A product could be at the DONE place. But then, by similar reasoning, no product must be at the INOUT place.
All of this is certainly a lot to consider! Would you have been able to figure all of this out by yourself? And how long would that have taken you? Considering this is only a simple example system with only one non-trivial requirement, it is clear that having some computer assistance when engineering a more realistic controller can be very useful.
Finally, let us consider some of the benefits of synthesis-based engineering as it relates to this example:
Synthesis automatically computes the optimal control conditions. It should now be clear that this can save a lot of effort.
Manually engineering the controller can be quite tricky. It could easily lead to mistakes if certain scenarios are not properly accounted for. For instance, a restriction could be missed, or one of them could be incorrect. Synthesis can thus also reduce human error.

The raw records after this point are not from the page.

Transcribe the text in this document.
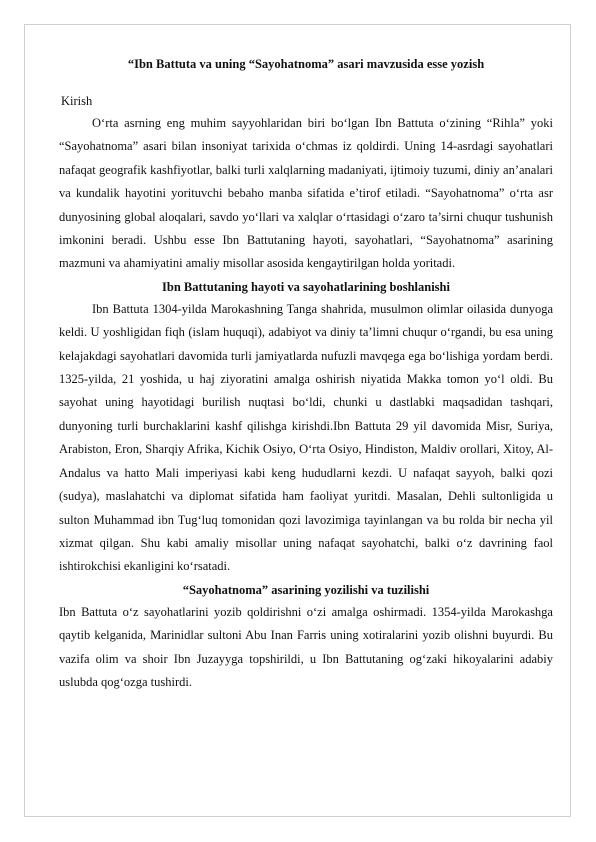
“Ibn Battuta va uning “Sayohatnoma” asari mavzusida esse yozish

Kirish

O‘rta asrning eng muhim sayyohlaridan biri bo‘lgan Ibn Battuta o‘zining “Rihla” yoki “Sayohatnoma” asari bilan insoniyat tarixida o‘chmas iz qoldirdi. Uning 14-asrdagi sayohatlari nafaqat geografik kashfiyotlar, balki turli xalqlarning madaniyati, ijtimoiy tuzumi, diniy an’analari va kundalik hayotini yorituvchi bebaho manba sifatida e’tirof etiladi. “Sayohatnoma” o‘rta asr dunyosining global aloqalari, savdo yo‘llari va xalqlar o‘rtasidagi o‘zaro ta’sirni chuqur tushunish imkonini beradi. Ushbu esse Ibn Battutaning hayoti, sayohatlari, “Sayohatnoma” asarining mazmuni va ahamiyatini amaliy misollar asosida kengaytirilgan holda yoritadi.

Ibn Battutaning hayoti va sayohatlarining boshlanishi

Ibn Battuta 1304-yilda Marokashning Tanga shahrida, musulmon olimlar oilasida dunyoga keldi. U yoshligidan fiqh (islam huquqi), adabiyot va diniy ta’limni chuqur o‘rgandi, bu esa uning kelajakdagi sayohatlari davomida turli jamiyatlarda nufuzli mavqega ega bo‘lishiga yordam berdi. 1325-yilda, 21 yoshida, u haj ziyoratini amalga oshirish niyatida Makka tomon yo‘l oldi. Bu sayohat uning hayotidagi burilish nuqtasi bo‘ldi, chunki u dastlabki maqsadidan tashqari, dunyoning turli burchaklarini kashf qilishga kirishdi.Ibn Battuta 29 yil davomida Misr, Suriya, Arabiston, Eron, Sharqiy Afrika, Kichik Osiyo, O‘rta Osiyo, Hindiston, Maldiv orollari, Xitoy, Al-Andalus va hatto Mali imperiyasi kabi keng hududlarni kezdi. U nafaqat sayyoh, balki qozi (sudya), maslahatchi va diplomat sifatida ham faoliyat yuritdi. Masalan, Dehli sultonligida u sulton Muhammad ibn Tug‘luq tomonidan qozi lavozimiga tayinlangan va bu rolda bir necha yil xizmat qilgan. Shu kabi amaliy misollar uning nafaqat sayohatchi, balki o‘z davrining faol ishtirokchisi ekanligini ko‘rsatadi.

“Sayohatnoma” asarining yozilishi va tuzilishi

Ibn Battuta o‘z sayohatlarini yozib qoldirishni o‘zi amalga oshirmadi. 1354-yilda Marokashga qaytib kelganida, Marinidlar sultoni Abu Inan Farris uning xotiralarini yozib olishni buyurdi. Bu vazifa olim va shoir Ibn Juzayyga topshirildi, u Ibn Battutaning og‘zaki hikoyalarini adabiy uslubda qog‘ozga tushirdi.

Through synthesis you only have to specify the requirement and synthesis automatically generates a correct-by-construction controller, from which you can automatically generate the implementation. For the simple to specify but difficult to implement example requirement, this allows you to focus on what the controller should do (the requirement), rather than how the controller should do this (the complex control conditions and their implementation).
As an alternative to synthesis, we could apply formal verification on the system model to check whether the FIFO requirement holds. However, as the requirement does not hold on the system without a controller, we would get only a counter example representing a scenario indicating where the requirement does not hold. Likely, it would take several iterations and quite some thinking to manually arrive at the exact correct control conditions. Compared to formal verification, synthesis produces all the correct control conditions, automatically and in a single iteration.
An engineer that develops the controller manually, may well impose severe restrictions to avoid much of the complexity of satisfying the FIFO requirement. The control conditions produced by synthesis however, are minimally restrictive. Products may enter the system, start processing, be processed in parallel, and leave the processing loop, whenever possible. This ensures the maximum throughput of the system can still be achieved.
Synthesis-based engineering allows for a modular design. The various parts of the system, as well as the requirement, can be modeled separately. This makes it easy to adapt the system (model), to for instance allow products that do not require processing to bypass the processing loop. With minimal changes to the system model, and no changes to the requirement, a new supervisor can then be produced by the push of a button. This allows for incremental development of the system and its controller.
And again, consider that this is only a simple example system, with only a single requirement. Synthesis-based engineering has even more value when multiple, complex and related requirements need to be considered, or when controllers for many similar yet different systems need to be developed. See the section on benefits of synthesis-based engineering for further benefits of the approach.